Full credit to Lowe for at least appearing in the documentary, even if he says almost nothing of substance. It’s hard to imagine any attorney thinking this was a good idea, but it at least allows him to look better than the absent Farnsworth, treated like a Harold Hill-style huckster, and Khalid Itum, whose role in the company nobody seems capable of justifying. The racial dynamics, both in terms of optics and the reality that minority entrepreneurs are still heinously overlooked in the world of venture capital, are very much on the film’s mind, but Muta’Ali doesn’t have time or perhaps the necessary scapegoats to go too deep.

The one quote aside, Lowe doesn’t become the sort of obliviously verbose bad guy that viewers have come to expect from the wave of tech bubble scam documentaries that perhaps started with Alex Gibney’s Enron doc, but began to peak and plateau with the Fyre Festival double dose in 2019.

MoviePass, MovieCrash, instead, works better as a communal wake, starting with the tone set by Spikes and Watt.

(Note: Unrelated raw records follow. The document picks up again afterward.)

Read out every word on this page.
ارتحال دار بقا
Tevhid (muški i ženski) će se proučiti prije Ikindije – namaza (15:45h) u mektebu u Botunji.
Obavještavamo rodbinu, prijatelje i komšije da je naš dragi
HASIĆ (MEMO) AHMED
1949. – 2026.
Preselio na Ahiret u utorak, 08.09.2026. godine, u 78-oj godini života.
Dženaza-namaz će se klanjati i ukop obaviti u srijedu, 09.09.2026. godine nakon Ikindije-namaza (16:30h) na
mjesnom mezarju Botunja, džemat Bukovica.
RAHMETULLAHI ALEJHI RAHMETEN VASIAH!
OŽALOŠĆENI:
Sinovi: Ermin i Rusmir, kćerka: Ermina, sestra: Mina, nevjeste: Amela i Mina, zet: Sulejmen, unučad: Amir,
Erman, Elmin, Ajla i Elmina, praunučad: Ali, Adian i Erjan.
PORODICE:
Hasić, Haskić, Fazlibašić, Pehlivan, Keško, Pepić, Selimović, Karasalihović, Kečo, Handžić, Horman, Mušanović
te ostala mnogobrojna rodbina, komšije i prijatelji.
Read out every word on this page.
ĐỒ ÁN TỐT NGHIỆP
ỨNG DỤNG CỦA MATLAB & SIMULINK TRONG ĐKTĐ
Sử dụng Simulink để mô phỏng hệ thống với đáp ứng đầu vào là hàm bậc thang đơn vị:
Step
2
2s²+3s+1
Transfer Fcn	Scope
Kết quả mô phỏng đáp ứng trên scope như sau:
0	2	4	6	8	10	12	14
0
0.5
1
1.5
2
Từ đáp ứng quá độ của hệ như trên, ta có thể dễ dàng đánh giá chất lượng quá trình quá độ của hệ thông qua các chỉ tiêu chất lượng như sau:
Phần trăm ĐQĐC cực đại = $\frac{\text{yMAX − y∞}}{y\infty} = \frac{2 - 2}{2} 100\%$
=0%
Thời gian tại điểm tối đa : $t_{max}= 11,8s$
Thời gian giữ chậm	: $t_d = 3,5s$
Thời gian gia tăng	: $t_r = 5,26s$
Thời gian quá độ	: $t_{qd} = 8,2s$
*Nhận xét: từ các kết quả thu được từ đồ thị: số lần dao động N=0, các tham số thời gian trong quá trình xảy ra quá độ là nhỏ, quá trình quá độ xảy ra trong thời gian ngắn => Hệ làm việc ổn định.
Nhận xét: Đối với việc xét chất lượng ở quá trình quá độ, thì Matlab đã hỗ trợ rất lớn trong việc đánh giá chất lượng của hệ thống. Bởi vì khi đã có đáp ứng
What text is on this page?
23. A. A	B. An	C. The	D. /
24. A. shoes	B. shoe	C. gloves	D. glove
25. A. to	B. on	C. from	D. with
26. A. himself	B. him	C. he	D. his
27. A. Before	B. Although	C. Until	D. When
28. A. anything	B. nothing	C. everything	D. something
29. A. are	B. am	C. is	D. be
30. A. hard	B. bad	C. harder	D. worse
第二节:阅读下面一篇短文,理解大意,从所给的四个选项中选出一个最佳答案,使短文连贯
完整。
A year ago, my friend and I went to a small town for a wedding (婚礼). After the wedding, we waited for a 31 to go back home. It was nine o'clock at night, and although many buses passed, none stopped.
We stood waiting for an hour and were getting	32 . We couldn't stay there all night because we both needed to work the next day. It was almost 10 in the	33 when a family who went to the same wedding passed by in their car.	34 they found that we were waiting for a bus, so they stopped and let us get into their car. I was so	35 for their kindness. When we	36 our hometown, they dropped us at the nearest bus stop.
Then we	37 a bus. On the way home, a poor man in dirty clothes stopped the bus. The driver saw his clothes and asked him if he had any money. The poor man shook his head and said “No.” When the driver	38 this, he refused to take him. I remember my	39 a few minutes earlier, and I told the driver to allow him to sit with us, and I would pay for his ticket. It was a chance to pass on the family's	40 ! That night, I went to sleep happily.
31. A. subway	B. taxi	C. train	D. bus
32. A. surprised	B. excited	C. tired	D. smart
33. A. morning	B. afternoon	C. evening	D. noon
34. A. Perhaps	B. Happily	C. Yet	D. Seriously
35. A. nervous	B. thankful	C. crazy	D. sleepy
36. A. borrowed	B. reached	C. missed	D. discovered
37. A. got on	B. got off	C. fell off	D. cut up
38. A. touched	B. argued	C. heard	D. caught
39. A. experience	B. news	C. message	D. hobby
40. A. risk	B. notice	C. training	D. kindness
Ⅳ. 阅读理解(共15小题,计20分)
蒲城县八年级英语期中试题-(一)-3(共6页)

The best of the documentary’s talking heads are the low-level employees who were not, to use Lowe’s words, ever allowed to party. Even better are the featured MoviePass customers, who tell stories of outlandish levels of consumption, from seeing Crazy Rich Asians seven straight days to watching an Avengers movie in 30-minute increments over multiple days. Why would anybody have done that? Because thanks to MoviePass, we could!

Muta’Ali’s approach is to blend polished talking-head interviews with recognizable adjacent footage capturing the rise and fall through a pop culture lens. So that means clips of fans greeting the Beatles upon their arrival in the United States or scenes from movies like Titanic and Thelma & Louise. It’s a common language that would likely be spoken by exactly the people who got the most out of MoviePass and felt its loss most deeply.

MoviePass, MovieCrash doesn’t treat this loss as the sort that cost actual lives, just as one that left many people disappointed (easy for me to say since, unlike Spikes and Watt, I didn’t lose $80 million). The stakes were and are on the lower side, and the documentary hits softer as a result, but will still resonate with those of us who were “there.”